Login to endorse this review.
The authors offer a dissection of the impact of missense mutations on disease by focusing on genes with previously characterized Mendelian disease associations in genes affecting cellular organelles. In general, predicting variant impact is an incredibly important question, and one that takes on increasing relevance as sequencing is deployed ever more widely for drug target discovery and clinical genetics. Unfortunately, this study adds no new or useful insights to the problem at hand. Specifically:
1. It is disappointing that the authors provide so much data, but with so little insight into their results. The results section is far too long, and at times with so much numerical data and dryly descriptive text, it starts to read like it was automatically generated. I found it extremely difficult to keep track of what results were being reported in any given section or paragraph due to this disorienting abuse of language. To improve this section the authors must…
a. …focus on only the most meaningful measures of interest. In particular, the decision to use three different methods for conservation scoring is pointless, distracting, and makes the conservation results extremely confusing. No good justification for reporting all three scores is provided beyond ‘lack of consensus’, and to my eye, there is nothing to suggest any one is significantly better than the other, so pick one and stick with it.
b. …completely rewrite the case analysis sections. The overuse of the phrase “we also see” is emblematic of the problem in this section – namely that it simply reports observationally a list of facts with no real attempt to package them so that they can be digested or understood by the reader. Better visualizations (I found the existing figures to be unhelpful) that attempt to capture and highlight the most relevant and important results could replace and improve maybe as much as 7 pages of this text.
c. …only report a justifiable number of significant digits. Do we really need to know the 9th significant digit of the Shannon Entropy average?

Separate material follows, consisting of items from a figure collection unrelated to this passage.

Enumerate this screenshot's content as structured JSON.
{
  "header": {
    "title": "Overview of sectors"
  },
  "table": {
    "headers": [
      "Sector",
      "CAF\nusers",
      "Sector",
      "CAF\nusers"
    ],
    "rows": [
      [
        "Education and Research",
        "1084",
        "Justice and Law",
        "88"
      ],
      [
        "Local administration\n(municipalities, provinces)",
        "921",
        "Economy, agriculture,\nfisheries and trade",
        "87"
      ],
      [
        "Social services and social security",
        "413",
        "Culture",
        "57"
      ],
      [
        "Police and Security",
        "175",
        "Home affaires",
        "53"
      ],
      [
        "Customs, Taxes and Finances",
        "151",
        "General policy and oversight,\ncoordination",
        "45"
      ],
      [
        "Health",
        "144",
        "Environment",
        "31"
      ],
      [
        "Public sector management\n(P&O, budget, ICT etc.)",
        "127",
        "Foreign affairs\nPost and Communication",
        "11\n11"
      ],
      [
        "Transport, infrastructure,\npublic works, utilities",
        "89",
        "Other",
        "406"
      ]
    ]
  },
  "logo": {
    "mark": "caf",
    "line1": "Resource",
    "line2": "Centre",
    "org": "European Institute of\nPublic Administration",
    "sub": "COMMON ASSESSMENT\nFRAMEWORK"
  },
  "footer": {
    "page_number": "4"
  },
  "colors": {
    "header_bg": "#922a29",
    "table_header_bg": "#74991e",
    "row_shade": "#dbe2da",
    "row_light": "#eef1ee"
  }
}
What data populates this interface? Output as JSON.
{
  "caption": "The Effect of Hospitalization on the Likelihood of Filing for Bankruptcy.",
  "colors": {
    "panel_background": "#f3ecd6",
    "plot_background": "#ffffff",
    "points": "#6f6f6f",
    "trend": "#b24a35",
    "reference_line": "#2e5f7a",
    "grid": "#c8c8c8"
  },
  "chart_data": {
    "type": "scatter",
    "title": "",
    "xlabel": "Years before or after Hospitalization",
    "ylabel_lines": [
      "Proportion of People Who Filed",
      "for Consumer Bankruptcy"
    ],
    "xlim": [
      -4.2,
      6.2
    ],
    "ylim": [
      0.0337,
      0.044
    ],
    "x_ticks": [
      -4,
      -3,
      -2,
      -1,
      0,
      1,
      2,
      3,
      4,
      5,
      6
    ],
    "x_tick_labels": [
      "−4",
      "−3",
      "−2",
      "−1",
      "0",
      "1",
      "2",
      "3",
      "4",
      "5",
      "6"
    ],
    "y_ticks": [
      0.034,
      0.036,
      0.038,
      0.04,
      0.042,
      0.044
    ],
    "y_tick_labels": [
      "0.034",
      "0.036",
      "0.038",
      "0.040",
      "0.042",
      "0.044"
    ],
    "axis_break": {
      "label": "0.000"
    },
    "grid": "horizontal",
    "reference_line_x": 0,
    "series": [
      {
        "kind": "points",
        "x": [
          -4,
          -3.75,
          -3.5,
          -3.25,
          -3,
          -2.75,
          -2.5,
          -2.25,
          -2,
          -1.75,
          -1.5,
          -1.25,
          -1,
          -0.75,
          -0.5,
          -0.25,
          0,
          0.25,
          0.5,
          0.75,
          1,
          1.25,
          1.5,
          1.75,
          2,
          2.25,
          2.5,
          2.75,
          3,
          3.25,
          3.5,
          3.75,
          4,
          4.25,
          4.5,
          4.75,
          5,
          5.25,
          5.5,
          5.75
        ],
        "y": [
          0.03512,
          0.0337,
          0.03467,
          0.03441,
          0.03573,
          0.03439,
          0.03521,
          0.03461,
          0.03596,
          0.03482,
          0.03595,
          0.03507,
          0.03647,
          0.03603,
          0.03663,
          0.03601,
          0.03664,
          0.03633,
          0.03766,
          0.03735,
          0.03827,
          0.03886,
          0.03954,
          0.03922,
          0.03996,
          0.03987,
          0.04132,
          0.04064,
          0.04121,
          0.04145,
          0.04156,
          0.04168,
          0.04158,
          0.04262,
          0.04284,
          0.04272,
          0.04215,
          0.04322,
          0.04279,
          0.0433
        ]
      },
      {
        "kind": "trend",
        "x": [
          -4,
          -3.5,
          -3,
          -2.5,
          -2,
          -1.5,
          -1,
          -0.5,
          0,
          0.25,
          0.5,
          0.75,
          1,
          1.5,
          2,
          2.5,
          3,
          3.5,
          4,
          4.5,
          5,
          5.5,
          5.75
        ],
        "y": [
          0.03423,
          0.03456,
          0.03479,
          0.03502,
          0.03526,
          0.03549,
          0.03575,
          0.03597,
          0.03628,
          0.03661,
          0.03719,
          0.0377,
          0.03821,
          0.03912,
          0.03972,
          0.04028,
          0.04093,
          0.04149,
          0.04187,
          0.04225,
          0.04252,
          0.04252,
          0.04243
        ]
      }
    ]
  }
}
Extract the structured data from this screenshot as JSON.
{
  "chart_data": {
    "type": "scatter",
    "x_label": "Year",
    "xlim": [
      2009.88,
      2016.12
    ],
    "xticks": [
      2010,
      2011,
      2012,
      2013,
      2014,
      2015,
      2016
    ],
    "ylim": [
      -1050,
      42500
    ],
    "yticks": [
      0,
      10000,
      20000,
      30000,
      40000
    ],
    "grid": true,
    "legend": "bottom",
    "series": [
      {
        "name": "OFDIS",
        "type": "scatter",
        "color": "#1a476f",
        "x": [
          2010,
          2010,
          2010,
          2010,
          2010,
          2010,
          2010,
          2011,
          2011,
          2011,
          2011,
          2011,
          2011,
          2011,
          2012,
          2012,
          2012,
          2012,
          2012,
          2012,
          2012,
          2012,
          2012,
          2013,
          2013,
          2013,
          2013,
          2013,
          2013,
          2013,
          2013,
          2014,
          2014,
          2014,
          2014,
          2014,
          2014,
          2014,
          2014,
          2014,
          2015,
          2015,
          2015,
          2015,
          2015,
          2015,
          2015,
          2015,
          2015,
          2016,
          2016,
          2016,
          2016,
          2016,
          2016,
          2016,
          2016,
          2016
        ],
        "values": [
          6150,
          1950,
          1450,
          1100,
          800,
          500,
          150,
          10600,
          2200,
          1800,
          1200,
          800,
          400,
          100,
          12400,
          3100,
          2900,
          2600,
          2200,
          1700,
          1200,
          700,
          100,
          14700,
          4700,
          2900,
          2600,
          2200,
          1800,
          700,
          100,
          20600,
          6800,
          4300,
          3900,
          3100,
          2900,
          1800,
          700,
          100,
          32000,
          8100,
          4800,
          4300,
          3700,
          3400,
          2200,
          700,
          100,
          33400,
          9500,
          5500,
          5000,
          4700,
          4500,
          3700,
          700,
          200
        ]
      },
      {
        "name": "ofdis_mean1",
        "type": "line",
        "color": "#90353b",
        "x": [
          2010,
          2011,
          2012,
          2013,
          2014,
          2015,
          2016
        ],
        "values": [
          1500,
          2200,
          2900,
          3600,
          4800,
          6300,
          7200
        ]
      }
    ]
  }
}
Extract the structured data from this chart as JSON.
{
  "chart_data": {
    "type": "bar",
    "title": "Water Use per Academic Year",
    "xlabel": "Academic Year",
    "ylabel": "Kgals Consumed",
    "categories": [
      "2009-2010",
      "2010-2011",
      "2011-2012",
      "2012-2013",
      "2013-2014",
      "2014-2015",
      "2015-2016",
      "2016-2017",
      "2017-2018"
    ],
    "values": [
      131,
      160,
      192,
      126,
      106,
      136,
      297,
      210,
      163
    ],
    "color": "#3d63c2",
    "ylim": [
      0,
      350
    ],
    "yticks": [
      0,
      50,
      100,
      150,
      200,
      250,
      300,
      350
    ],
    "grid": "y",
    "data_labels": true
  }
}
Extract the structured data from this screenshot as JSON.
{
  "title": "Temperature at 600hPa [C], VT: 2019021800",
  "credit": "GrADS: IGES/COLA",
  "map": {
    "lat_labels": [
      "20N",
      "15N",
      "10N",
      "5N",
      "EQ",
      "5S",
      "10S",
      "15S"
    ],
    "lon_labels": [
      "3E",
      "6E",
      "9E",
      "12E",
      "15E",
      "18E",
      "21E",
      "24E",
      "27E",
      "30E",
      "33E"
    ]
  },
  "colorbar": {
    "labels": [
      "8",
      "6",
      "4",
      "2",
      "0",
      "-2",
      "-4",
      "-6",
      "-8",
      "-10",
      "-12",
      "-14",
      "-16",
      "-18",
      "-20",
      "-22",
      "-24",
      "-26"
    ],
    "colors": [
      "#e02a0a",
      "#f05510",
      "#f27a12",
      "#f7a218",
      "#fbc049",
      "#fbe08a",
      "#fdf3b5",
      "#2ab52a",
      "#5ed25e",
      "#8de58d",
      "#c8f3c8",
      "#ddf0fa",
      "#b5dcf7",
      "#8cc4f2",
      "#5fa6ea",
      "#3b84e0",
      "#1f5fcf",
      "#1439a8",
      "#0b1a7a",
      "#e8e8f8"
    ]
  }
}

d. …avoid reporting observations that are not necessary to support the discussion and conclusions. Reporting every possible measurement or observation obfuscates what is important or useful, and diminishes the impact of your findings by burying the signal in so much noise.
2. Restricting effect prediction comparisons to only SIFT and PolyPhen2 is short-sighted as there are a growing number of newer, better tools that have been published and widely adopted (e.g., CADD; http://cadd.gs.washington.edu/... ). The authors must address more thoroughly the relevant existing literature by comparing to a broader set of effect predictors. Without this kind of comparison it is hard to know how useful this analysis is, particularly in terms of understanding the value of predicted protein stability calculations.
3. The biggest problem with this work is its lack of novelty and insight, as it provides nothing over and above the current conventional wisdom. Base conservation as a proxy for variant impact at a site and recognition of the value of model organisms are not new. Observing that these insights hold true for small disease gene subsets adds nothing. For this data to be useful and impactful to the community it needs to provide much more that what is presented here.